Usually, I’m a stickler for reading books in order, but I think blogging has influenced the way I read. After learning that one doesn’t have to follow the books in the Inspector Maigret series in the chronological order they were written, I decided to go with the flow and read them on a whim!
The only book in the Inspector Maigret series I’ve previously read is Pietr the Latvian which is book #1 in the series. So during the time that had elapsed between Pietr the Latvian and Maigret and the Lazy Burglar (book #57) Jules Maigret, the brilliant, humble detective who works in the Police Judiciare in Paris, has grown considerably old and approaching retirement age.
This slender novel which treats us to two crimes begins when Maigret is woken up in the middle of a wintry night to “unofficially” investigate a murder. Unofficially because the French judicial system is going through a period of changes as the lawmakers from the Ministry of Interior have decided to transfer investigative powers of the police to the prosecutor’s office!
They were reorganizing, as they called it. In the silence of their offices, well-educated, well-brought-up young men from the best families in the country were examining all sides of the matter in a quest for greater efficiency. What emerged from their learned cogitations were hare-brained schemes that found expression every week in new rules.

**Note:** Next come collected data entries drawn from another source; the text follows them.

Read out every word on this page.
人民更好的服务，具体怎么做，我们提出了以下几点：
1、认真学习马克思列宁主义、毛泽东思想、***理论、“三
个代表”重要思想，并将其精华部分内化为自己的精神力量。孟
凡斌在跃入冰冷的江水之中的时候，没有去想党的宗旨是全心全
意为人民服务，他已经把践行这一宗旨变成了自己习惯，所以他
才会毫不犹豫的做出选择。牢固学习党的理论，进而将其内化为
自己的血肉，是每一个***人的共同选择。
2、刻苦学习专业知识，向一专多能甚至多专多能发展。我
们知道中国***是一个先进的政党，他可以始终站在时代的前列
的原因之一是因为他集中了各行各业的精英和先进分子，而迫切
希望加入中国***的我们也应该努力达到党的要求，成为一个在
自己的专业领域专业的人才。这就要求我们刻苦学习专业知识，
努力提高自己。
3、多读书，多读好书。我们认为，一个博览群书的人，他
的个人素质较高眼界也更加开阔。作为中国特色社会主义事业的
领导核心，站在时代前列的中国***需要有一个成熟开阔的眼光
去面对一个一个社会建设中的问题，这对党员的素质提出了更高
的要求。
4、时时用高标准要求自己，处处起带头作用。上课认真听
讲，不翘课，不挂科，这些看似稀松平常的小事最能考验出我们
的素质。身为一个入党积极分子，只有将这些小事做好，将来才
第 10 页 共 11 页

These changes in rules have turned the police inspectors into a bunch of pencil pushers, with magistrates and prosecutors calling the shots. But Maigret knows whatever their qualifications are these prosecutors are no match to the old-school detectives like himself who rely on dogged legwork and their knowledge of the streets to solve crimes which is why Maigret decides to defy his orders.
Even though the deputy prosecutor in charge is quick to dismiss the murder as gang violence, Maigret realizes that this is not a mob-related killing the moment he sets his eyes on the seahorse tattoo of the victim who had suffered fatal head injuries. It’s that tattoo which Maigret had previously seen on Honoré Cuendet that helps him identify the body.
Cuendet is a lone career burglar Maigret had known for thirty years, “a man who had been almost a friend.” But why would our good detective be fond of a thief? It turns out Cuendet was not an ordinary burglar. Just like the old-guard detectives, Cuendet was a man who had a penchant for legwork. So he had observed his target houses for weeks, making note of everyone’s comings and goings to ensure all the residents would be at home on the day he carried out his robbery! As Cuendet never harmed any of the residents, Maigret had always believed Cuendet carried out these robberies to get a kick! In any case, we see how peculiar and even “innocent” Cuendet’s ways are as Maigret tracks down the perpetrators behind a string of armed robberies.
Maigret and the Lazy Burglar (although I wouldn’t characterize Cuendet as “lazy”) wraps up in a realistic way. It’s a fairly solid police procedural, although Maigret conducts Cuendet’s murder investigation from behind the curtains. Plus it reminded me what a sympathetic investigator Maigret is, so I think I’ll be picking up another Inspector Maigret novel soon.
Note: Many thanks to Penguin for sending me a review copy of Maigret and the Lazy Burglar.